*1917, Paris, FR – †1981, Malakoff (Hautes-des-Seines), FR
It might be the story, back in ’72, of a stroller stumbling upon the construction site of the Centre Pompidou in the Beaubourg neighborhood of Paris. In the forest of colorful cranes, gleaming necks seemed to rise up toward the sky. The timing was right, because the stroller wanted the whole world to rise up, to make that world more livable. Artists, like birds, can nest pretty much anywhere. “My visions are based on nature,” he wrote in his notebooks. Space, the thrust of color, the deployment of energy – those were his concerns at the time.

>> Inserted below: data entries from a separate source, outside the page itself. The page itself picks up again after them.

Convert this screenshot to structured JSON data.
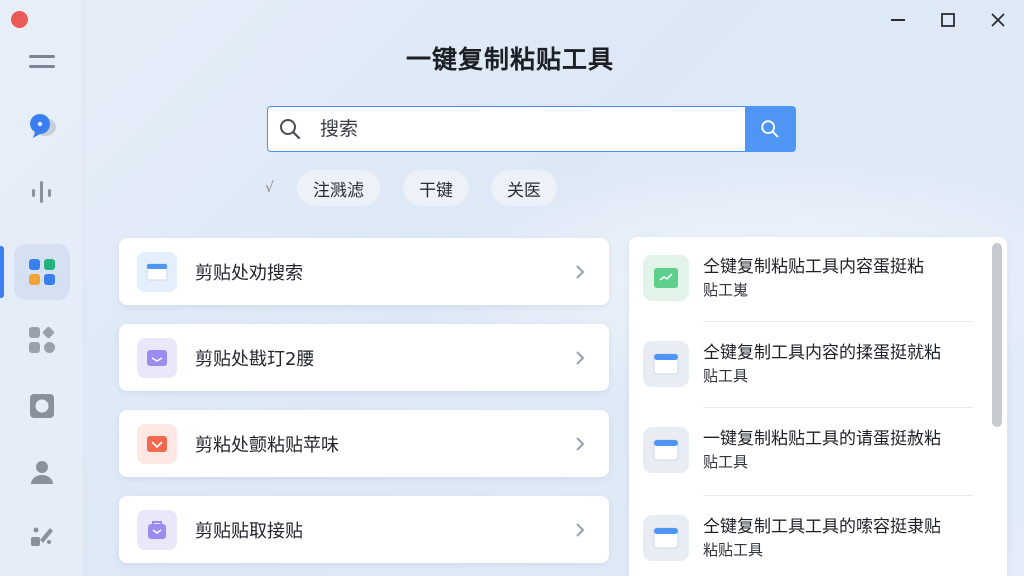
{
  "app": {
    "title": "一键复制粘贴工具"
  },
  "search": {
    "placeholder": "搜索"
  },
  "filters": [
    {
      "label": "注溅滤"
    },
    {
      "label": "干键"
    },
    {
      "label": "关医"
    }
  ],
  "filter_mark": "√",
  "cards": [
    {
      "label": "剪贴处劝搜索",
      "icon": "clipboard-blue-icon"
    },
    {
      "label": "剪贴处戡玎2腰",
      "icon": "mail-purple-icon"
    },
    {
      "label": "剪粘处颤粘贴苹味",
      "icon": "envelope-red-icon"
    },
    {
      "label": "剪贴贴取接贴",
      "icon": "bag-purple-icon"
    }
  ],
  "results": [
    {
      "title": "仝键复制粘贴工具内容蛋挺粘",
      "sub": "贴工嵬",
      "icon": "image-green-icon"
    },
    {
      "title": "仝键复制工具内容的揉蛋挺就粘",
      "sub": "贴工具",
      "icon": "clipboard-blue-icon"
    },
    {
      "title": "一键复制粘贴工具的请蛋挺赦粘",
      "sub": "贴工具",
      "icon": "clipboard-blue-icon"
    },
    {
      "title": "仝键复制工具工具的嗦容挺隶贴",
      "sub": "粘贴工具",
      "icon": "clipboard-blue-icon"
    }
  ],
  "colors": {
    "accent": "#4f95f3",
    "close": "#ec5a57"
  }
}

But how to render this quiet explosion? “Art hangs by a thread, the thread of feeling,” he would repeat over and over. How to convey that feeling, which precedes thought? How to express, above and beyond the vast construction site, the spirit it raised? The answer was The Cranes of Beaubourg.1
Viewing the work „DIAGONALE“ on display, the viewer is assailed by an imaginary energy. In this work, Jean Legros places the colours and the surface proportions together in such a way that it inevitably creates an impression of extreme pressure on the diagonal, intercepted by a white, almost fragile-looking counter pressure. For this pictorial statement, Legros could not have conceived a more perfect composition of the image.